Odds of a result
Posted: Sun Nov 24, 2013 5:53 am
Stats 101 Exam, essay question:
Q. Boris and Viktor play a best-of-12 chess match that ends up 6.5 to 3.5 as the final score. Furthermore, when Boris and Viktor play each other, one can expect at least half the games to be draws. From these data how certain might you be that Boris is better than Viktor? Discuss.
A. [Other answers may also get full credit]
The independence hypothesis is that the 10 played games are independent. This, however, is likely to be false in practice, so the final numbers may need some fiddling, but we shall take it as a starting point.
The null hypothesis is that Boris and Viktor are of equal strength. However, one must also take draw rate into account. One way to do this is to consider hypotheses H(x), that Boris and Viktor are of equal strength and each wins x of the time with 1-2x the draw rate, for each x from 0 to 0.25 [the condition that no more than half the games are expected to be decisive] and take the maximum likelihood (other choices are possible, but maximal gives a bound if nothing else) that Boris beats Viktor by at least 6.5 to 3.5. In other words, compute the sum S(x) of 10! / (W! D! L!) * x^W * x^L * (1-2x)^D over (nonnegative) integers W,D,L with W+L+D=10 and W+D/2 >= 6.5, which is a trinomial method to compute a surrogate toward the observed results (which do not specify how many games were draws) given the null hypothesis.
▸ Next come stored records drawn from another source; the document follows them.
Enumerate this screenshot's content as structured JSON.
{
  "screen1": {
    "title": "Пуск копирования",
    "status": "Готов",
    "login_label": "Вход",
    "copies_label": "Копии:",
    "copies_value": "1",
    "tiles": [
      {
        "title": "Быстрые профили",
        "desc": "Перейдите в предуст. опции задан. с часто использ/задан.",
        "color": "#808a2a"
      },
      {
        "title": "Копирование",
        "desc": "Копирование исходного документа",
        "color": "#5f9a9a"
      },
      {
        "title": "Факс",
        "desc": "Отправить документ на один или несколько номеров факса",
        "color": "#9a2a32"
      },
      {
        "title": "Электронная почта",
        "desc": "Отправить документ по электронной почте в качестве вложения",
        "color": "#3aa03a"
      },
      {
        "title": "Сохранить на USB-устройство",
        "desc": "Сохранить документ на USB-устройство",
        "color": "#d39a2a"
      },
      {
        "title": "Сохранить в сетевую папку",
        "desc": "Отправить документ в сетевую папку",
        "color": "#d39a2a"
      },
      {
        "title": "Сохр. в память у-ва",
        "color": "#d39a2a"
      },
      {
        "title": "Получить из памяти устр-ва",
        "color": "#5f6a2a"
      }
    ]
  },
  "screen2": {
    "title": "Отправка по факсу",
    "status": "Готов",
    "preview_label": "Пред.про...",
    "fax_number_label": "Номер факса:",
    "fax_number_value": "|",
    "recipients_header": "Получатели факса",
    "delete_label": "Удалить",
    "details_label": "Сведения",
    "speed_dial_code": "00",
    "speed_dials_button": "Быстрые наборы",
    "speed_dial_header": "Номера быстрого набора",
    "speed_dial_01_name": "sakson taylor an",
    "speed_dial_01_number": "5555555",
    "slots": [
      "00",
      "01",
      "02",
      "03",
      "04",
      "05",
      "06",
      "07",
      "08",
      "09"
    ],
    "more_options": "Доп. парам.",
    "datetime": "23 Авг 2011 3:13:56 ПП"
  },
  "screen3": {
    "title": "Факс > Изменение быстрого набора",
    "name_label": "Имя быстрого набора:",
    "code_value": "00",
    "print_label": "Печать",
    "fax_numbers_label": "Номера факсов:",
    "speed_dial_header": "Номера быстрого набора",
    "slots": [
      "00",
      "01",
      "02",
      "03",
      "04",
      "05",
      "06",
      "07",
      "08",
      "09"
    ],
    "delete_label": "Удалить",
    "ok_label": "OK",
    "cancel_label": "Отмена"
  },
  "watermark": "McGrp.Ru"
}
This will give a likelihood measure for the null hypothesis.
Computing, we find that S(x) is x^3 times a degree 7 polynomial. The critical root has x approximately as 0.4519, and indeed the x=0.25 endpoint is the relevant maximum. This gives S(0.25) as approximately 0.13.
Conclusion: Assuming (rashly) all the games are independent, a result as lopsided as 6.5-3.5 or more under the stated hypothesis (no less than 50% expected draw rate) from equal players could be as insignificant as a 13% happenstance (one-sided p-value). Dropping the independence assumption should make the null hypothesis even more likely. Even assuming that the expected draw rate should be no less than 75% still leads to a p-value exceeding 0.05, similarly with a 7-3 result with at least 50% expected draws. The null hypothesis should (definitely) not be rejected on these data.
Caveat: Colour was ignored, this should have less of an effect on the conclusion than say the independence assumption.
Q. Boris and Viktor play a best-of-12 chess match that ends up 6.5 to 3.5 as the final score. Furthermore, when Boris and Viktor play each other, one can expect at least half the games to be draws. From these data how certain might you be that Boris is better than Viktor? Discuss.
A. [Other answers may also get full credit]
The independence hypothesis is that the 10 played games are independent. This, however, is likely to be false in practice, so the final numbers may need some fiddling, but we shall take it as a starting point.
The null hypothesis is that Boris and Viktor are of equal strength. However, one must also take draw rate into account. One way to do this is to consider hypotheses H(x), that Boris and Viktor are of equal strength and each wins x of the time with 1-2x the draw rate, for each x from 0 to 0.25 [the condition that no more than half the games are expected to be decisive] and take the maximum likelihood (other choices are possible, but maximal gives a bound if nothing else) that Boris beats Viktor by at least 6.5 to 3.5. In other words, compute the sum S(x) of 10! / (W! D! L!) * x^W * x^L * (1-2x)^D over (nonnegative) integers W,D,L with W+L+D=10 and W+D/2 >= 6.5, which is a trinomial method to compute a surrogate toward the observed results (which do not specify how many games were draws) given the null hypothesis. This will give a likelihood measure for the null hypothesis.
Computing, we find that S(x) is x^3 times a degree 7 polynomial. The critical root has x approximately as 0.4519, and indeed the x=0.25 endpoint is the relevant maximum. This gives S(0.25) as approximately 0.13.
Conclusion: Assuming (rashly) all the games are independent, a result as lopsided as 6.5-3.5 or more under the stated hypothesis (no less than 50% expected draw rate) from equal players could be as insignificant as a 13% happenstance (one-sided p-value). Dropping the independence assumption should make the null hypothesis even more likely. Even assuming that the expected draw rate should be no less than 75% still leads to a p-value exceeding 0.05, similarly with a 7-3 result with at least 50% expected draws. The null hypothesis should (definitely) not be rejected on these data.
Caveat: Colour was ignored, this should have less of an effect on the conclusion than say the independence assumption.